Construit à la demande de l’Abbé Ernest-Théodore Valentin Deschamps, également fondateur de l’Association de la Jeunesse Auxerroise, le stade s’appelait à l’origine Stade de la Route de Vaux. Erigée dans les années 30, une seule tribune d’environ 200 places accueillait le public. Aujourd’hui centenaire, l’enceinte de l’AJA, rebaptisée en l’honneur de l’Abbé en 1949 s’est bien développée, en conservant ses traits d’antan. « Il ne cesse de se moderniser, notamment depuis le rachat du club par James Zhou (en 2016, ndlr) explique Nicolas. Des travaux importants y ont été faits, avec des sièges bleus installés, des loges construites en haut de la tribune latérale. Les contours de la pelouse aux couleurs du club personnalisent agréablement le stade à l’effigie du club.«
Une modernisation constante pour un stade emblématique
L’AJ Auxerre a marqué toute une génération (avec un maillot mythique), faisant venir dans son stade des clubs comme Arsenal, l’Ajax Amsterdam ou le Real Madrid dans les années 2000. Auréolé de son premier titre de champion de France en 1996, l’AJA a fait grandir son stade progressivement, en même temps que son équipe. « L’abbé-Deschamps c’est typiquement le stade de football à l’ancienne : difficilement accessible les grands soirs et avec une ambiance à la fois sombre et entrainante. Quand les ultras lancent l’ambiance, c’est tout le stade qui suit » raconte Nicolas, se remémorant les soirées européennes du club.
Le club auxerrois a longtemps mis en lumière la petite ville de l’Yonne et ses ≃ 35 000 habitants. Logiquement, avec ses 18 541 places, le stade de l’Abbé-Deschamps n’a pas toujours fait comble : « Ce n’est pas un stade bouillant, même à l’époque en Ligue 1, il était rarement à guichets fermés. Lors des grosses affiches comme contre Paris ou Marseille, beaucoup de personnes venaient y supporter l’équipe adverse, déplore Nicolas. Par contre en coupe d’Europe c’était autre chose, c’est toute une région qui se déplaçait. Les gens venaient de Troyes, Orléans, Dijon par exemple. Maintenant que ces villes ont un bon club, le stade se remplit moins et les gens ont changé de veste. »
Malgré la descente en Ligue 2 lors de la saison 2012-2013, le stade a continué d’évoluer, cherchant à s’octroyer une identité forte.

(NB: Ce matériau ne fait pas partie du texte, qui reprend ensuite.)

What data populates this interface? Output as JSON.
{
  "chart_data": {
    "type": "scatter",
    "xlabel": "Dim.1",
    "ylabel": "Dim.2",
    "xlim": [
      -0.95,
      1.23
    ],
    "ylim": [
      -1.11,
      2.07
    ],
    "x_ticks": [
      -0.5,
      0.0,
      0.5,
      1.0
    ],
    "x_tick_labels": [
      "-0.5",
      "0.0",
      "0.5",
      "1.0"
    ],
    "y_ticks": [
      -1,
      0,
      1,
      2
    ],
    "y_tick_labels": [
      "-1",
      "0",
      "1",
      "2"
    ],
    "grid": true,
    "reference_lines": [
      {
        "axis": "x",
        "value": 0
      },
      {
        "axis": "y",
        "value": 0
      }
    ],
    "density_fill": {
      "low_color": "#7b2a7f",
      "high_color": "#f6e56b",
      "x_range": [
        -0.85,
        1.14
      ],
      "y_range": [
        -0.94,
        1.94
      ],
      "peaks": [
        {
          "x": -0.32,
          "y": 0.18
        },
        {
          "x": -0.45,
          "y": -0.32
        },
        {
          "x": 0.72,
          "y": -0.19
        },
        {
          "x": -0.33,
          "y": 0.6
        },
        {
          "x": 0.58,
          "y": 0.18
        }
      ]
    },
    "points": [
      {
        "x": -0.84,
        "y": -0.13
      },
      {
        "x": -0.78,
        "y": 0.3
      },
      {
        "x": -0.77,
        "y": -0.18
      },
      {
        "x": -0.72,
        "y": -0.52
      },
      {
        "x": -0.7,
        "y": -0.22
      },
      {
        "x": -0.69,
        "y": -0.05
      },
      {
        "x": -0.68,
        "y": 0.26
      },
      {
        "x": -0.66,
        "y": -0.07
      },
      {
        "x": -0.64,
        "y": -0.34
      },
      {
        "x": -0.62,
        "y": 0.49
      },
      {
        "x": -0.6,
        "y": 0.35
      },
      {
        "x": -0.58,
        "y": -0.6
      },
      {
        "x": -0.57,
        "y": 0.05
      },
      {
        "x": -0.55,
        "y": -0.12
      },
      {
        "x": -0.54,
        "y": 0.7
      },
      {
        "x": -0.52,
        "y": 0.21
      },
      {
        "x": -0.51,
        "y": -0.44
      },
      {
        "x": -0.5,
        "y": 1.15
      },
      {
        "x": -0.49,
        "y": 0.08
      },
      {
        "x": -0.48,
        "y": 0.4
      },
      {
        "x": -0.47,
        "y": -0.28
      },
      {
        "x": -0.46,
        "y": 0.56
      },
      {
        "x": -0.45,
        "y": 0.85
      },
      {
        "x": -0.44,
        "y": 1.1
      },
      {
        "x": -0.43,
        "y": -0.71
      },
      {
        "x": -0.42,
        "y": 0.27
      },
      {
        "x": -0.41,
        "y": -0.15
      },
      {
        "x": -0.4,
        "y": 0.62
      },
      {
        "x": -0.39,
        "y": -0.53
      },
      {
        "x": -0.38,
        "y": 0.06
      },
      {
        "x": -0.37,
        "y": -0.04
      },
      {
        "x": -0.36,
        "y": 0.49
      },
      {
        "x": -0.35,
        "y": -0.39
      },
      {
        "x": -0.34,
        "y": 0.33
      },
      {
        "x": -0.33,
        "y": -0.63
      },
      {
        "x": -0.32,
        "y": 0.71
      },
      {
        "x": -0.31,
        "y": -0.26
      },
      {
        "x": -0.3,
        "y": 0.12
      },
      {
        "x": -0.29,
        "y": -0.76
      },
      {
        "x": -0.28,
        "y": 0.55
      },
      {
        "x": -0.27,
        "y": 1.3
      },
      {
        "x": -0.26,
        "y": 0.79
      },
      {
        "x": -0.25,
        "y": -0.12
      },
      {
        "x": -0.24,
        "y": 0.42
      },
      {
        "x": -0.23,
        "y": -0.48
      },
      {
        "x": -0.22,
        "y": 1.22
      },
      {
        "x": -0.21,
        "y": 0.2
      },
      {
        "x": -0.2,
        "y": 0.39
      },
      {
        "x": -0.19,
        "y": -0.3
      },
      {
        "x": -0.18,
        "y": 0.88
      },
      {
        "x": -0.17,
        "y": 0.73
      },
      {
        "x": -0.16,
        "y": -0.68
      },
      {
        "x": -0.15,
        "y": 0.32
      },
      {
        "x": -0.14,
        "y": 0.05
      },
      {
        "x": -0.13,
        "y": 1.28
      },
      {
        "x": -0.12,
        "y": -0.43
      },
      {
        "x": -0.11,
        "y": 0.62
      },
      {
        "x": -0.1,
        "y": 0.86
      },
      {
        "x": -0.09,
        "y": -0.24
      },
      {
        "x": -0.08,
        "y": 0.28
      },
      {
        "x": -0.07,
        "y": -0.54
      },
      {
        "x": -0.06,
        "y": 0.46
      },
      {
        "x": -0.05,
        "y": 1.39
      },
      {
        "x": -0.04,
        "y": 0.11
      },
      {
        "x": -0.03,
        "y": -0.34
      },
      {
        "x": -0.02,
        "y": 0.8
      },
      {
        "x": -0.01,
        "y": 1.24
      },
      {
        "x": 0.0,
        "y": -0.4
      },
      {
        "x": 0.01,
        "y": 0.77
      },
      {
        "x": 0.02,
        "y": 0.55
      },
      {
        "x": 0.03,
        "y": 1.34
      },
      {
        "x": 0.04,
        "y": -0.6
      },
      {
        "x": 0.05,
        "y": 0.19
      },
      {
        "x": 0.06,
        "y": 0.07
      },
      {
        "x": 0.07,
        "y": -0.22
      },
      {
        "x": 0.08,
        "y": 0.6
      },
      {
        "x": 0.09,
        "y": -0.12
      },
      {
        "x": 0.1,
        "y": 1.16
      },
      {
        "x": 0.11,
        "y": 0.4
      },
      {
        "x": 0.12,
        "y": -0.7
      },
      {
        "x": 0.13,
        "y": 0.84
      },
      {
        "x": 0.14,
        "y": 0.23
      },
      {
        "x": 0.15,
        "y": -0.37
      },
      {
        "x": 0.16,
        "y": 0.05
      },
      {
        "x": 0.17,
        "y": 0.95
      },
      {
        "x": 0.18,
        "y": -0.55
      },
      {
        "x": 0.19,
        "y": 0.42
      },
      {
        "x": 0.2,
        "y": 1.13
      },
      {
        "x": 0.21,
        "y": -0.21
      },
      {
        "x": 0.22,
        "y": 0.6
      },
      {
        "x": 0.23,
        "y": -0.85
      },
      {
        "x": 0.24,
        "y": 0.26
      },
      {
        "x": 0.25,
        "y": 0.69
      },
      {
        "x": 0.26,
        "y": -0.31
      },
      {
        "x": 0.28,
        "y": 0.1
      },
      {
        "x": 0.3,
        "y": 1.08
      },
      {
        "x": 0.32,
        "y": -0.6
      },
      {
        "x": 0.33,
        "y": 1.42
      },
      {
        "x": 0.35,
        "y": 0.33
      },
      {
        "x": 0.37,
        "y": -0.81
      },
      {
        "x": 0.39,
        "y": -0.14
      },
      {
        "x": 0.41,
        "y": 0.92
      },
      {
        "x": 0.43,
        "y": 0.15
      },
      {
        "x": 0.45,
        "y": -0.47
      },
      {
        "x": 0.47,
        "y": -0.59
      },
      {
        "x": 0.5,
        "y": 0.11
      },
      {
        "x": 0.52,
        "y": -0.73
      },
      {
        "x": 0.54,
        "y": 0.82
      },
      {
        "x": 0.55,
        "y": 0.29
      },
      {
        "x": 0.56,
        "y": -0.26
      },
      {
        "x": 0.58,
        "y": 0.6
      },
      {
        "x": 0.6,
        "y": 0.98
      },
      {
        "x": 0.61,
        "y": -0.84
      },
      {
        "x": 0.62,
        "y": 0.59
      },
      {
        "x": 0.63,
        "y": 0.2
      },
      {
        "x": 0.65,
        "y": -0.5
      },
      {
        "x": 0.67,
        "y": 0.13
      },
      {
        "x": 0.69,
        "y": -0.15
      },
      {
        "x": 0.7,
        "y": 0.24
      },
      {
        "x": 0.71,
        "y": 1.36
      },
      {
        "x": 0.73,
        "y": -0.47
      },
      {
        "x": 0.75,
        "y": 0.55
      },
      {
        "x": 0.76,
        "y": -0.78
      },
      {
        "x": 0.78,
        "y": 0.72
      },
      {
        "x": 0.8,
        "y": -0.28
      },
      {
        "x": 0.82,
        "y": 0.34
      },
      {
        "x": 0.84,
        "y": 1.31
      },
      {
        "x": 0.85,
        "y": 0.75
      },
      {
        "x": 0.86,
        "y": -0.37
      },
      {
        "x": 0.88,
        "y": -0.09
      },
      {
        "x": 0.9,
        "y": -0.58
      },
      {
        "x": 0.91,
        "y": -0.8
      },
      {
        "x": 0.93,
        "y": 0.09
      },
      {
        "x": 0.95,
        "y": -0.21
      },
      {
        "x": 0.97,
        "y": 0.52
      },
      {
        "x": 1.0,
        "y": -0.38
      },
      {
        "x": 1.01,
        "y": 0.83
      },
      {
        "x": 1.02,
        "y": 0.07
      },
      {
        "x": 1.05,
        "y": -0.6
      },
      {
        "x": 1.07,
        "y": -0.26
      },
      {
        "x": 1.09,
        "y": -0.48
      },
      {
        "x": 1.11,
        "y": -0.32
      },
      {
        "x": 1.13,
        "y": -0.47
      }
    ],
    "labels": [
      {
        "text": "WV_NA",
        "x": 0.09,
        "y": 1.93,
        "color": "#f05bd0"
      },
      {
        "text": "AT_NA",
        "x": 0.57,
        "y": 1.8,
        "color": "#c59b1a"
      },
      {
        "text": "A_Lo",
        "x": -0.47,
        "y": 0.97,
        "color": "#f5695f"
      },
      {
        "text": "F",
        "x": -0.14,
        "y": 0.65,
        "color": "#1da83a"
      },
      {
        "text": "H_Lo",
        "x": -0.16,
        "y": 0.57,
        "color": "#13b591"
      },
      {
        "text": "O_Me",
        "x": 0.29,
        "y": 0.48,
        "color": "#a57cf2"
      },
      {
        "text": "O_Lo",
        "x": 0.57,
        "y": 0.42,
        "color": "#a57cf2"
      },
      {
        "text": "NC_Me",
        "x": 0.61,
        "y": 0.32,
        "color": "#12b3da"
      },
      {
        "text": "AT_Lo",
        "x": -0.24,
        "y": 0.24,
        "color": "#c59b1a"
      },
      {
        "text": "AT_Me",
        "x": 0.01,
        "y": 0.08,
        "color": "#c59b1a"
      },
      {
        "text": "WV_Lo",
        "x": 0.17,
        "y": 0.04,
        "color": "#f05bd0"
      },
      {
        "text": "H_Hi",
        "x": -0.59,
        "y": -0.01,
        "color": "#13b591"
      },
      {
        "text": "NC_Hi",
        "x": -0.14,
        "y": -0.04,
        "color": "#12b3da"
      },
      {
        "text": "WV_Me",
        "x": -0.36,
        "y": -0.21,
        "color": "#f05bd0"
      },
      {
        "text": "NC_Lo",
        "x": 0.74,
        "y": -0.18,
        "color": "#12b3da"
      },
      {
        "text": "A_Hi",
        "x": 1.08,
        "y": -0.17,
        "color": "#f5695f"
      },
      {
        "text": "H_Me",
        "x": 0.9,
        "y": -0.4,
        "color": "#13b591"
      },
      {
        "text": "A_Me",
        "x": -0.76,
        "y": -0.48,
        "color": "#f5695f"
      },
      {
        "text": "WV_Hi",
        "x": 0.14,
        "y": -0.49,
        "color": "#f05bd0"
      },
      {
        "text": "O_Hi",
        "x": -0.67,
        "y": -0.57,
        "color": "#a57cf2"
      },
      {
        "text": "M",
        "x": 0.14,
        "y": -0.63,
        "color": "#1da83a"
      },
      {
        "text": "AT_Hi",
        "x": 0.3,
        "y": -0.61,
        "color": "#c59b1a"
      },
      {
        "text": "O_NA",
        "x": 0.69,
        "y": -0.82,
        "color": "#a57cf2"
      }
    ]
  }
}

« Tout a été repeint et de nouvelles affiches mises en place, une vraie différence par rapport aux années 90 » décrit notre supporter. Le design n’a pas trop changé, les deux tribunes latérales sont toujours restées identiques, seules celles derrière les buts on été agrandies en 94 -95. »
Sans hommes forts comme Guy Roux ou Djibril Cissé, l’AJA peine à récupérer ses lettres de noblesse. Mais son stade reste un incontournable : « Aujourd’hui encore quelques étrangers qui partent en vacances et passant sur l’A6 font un détour par Auxerre pour voir la ville et le stade. Uniquement les connaisseurs de foot je suppose » reprend Nicolas, avant d’ajouter, nostalgique : « Mais on est loin de l’époque des matchs de coupe d’Europe, où l’ambiance des gros matchs se sentait dès le début d’après-midi en ville. On klaxonnait tous. Les commerçants décoraient leurs vitrines avec des drapeaux et écharpes de l’AJA. Il n’y a jamais eu de débordement ou bagarre avec les supporters étrangers en ville. J’ai déjà bu un verre avec des supporters danois de Aalborg. Aujourd’hui avec la Ligue 2, toute cette ambiance a disparu. Les après-midis de match sont banals comme si de rien n’était… »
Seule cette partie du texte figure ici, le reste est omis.